Saturday, October 24, 2015

Full Frontal Exposure

I’m sorry this page has been left unattended for the last fortnight, but I was away in Raleigh, North Carolina, attending Bouchercon 2015, and then I had to deal with a death in my family after I returned home. With any luck, I shall resume a normal posting schedule next week. Meanwhile, here are few links to explore.

• Pulp International offers up the distinctive paperback fronts from four of Chester Himes’ detective novels, all illustrated in the mid-1960s by Harry Bennett for Berkley Medallion. You’ll find those here. “In contrast to [Bennett’s] lushly rendered romance covers, or more conventional crime novel art, these have an almost spontaneous quality,” the blog observes. “Publisher input usually has quite a bit to do with it, but we suspect Bennett was also influenced by Himes’ writing and the Harlem setting, and as a result produced this jazzy art for a jazzy novelist. Excellent stuff.”

• Blogger Noah Stewart showcases a few of what he considers the worst paperback editions of Agatha Christie novels. And yes, he has certainly found a few barkers. But I kind of like the front he’s embedded from So Many Steps to Death (despite its “sullen redhead”), and would be equally happy to have those editions of There Is a Tide and The Mystery of Blue Train (again illustrated by Harry Bennett) on my bookshelves.

• I would also be most pleased to have among my collection this 1964 edition of Richard S. Prather’s The Cockeyed Corpse.

Classic Esquire covers from the 1960s.

• Boing Boing has put together a gallery of “swamp smut” paperbacks that includes illustrations by Barye Phillips, James Meese, Mitchell Hooks, and others.

• Designer Joe Montgomery, who was hired by Vintage/Black Lizard to create the latest paperback reissues of half a dozen Ross Macdonald novels (and what a wonderful job he did, if I may proffer an opinion), comments on the task and shows some of his rejected concepts at the Web site FaceOut Books.

• Something for me to keep in mind as a possible Christmas present: Dorling Kindersley’s Bond by Design: The Art of the James Bond Films. (Hat tip to Illustrated 007).

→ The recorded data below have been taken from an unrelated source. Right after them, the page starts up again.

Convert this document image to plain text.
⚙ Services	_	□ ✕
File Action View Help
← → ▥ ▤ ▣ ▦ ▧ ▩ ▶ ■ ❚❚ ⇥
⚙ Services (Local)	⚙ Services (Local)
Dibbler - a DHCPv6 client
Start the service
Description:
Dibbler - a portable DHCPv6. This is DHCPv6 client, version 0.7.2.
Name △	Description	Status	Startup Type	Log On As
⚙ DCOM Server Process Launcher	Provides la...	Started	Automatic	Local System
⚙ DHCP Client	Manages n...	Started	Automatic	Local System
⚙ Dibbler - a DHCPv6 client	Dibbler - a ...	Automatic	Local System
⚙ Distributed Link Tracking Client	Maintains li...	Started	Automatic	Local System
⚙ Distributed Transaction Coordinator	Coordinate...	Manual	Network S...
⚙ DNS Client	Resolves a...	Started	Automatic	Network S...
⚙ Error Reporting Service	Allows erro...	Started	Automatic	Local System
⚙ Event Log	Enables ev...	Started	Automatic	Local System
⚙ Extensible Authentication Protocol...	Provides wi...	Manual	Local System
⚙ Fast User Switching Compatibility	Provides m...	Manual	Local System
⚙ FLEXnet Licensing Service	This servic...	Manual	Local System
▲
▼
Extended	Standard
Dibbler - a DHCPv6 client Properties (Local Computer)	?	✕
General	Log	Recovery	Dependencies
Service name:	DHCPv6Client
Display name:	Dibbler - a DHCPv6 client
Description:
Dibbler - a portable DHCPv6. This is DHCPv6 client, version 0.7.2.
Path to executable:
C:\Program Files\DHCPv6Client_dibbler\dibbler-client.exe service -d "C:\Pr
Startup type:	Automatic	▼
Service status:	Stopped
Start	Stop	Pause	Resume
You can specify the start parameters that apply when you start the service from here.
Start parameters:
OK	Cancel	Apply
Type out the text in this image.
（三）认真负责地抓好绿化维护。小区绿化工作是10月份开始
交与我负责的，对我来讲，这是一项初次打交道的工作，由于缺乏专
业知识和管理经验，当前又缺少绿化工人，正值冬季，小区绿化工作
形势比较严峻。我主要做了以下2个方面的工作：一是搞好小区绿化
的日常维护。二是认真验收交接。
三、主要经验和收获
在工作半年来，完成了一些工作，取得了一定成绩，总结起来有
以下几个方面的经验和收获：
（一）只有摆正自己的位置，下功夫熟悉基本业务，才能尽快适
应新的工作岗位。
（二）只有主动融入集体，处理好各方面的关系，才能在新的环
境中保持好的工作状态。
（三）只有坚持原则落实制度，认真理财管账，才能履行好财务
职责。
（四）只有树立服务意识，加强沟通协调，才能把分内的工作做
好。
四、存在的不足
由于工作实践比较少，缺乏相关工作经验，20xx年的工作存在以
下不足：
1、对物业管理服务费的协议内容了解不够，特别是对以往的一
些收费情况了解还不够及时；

• And though they are drawn from works of science fiction, rather than crime and mystery fiction, Joaquim Boaz’s examples of underwater expeditions cover artwork--see here and here--are certainly terrific. It’s also rather thrilling to know I own one of his highlighted books: The Godwhale (1974), with a cover painting by Paul Lehr, more of whose artistry can be appreciated here.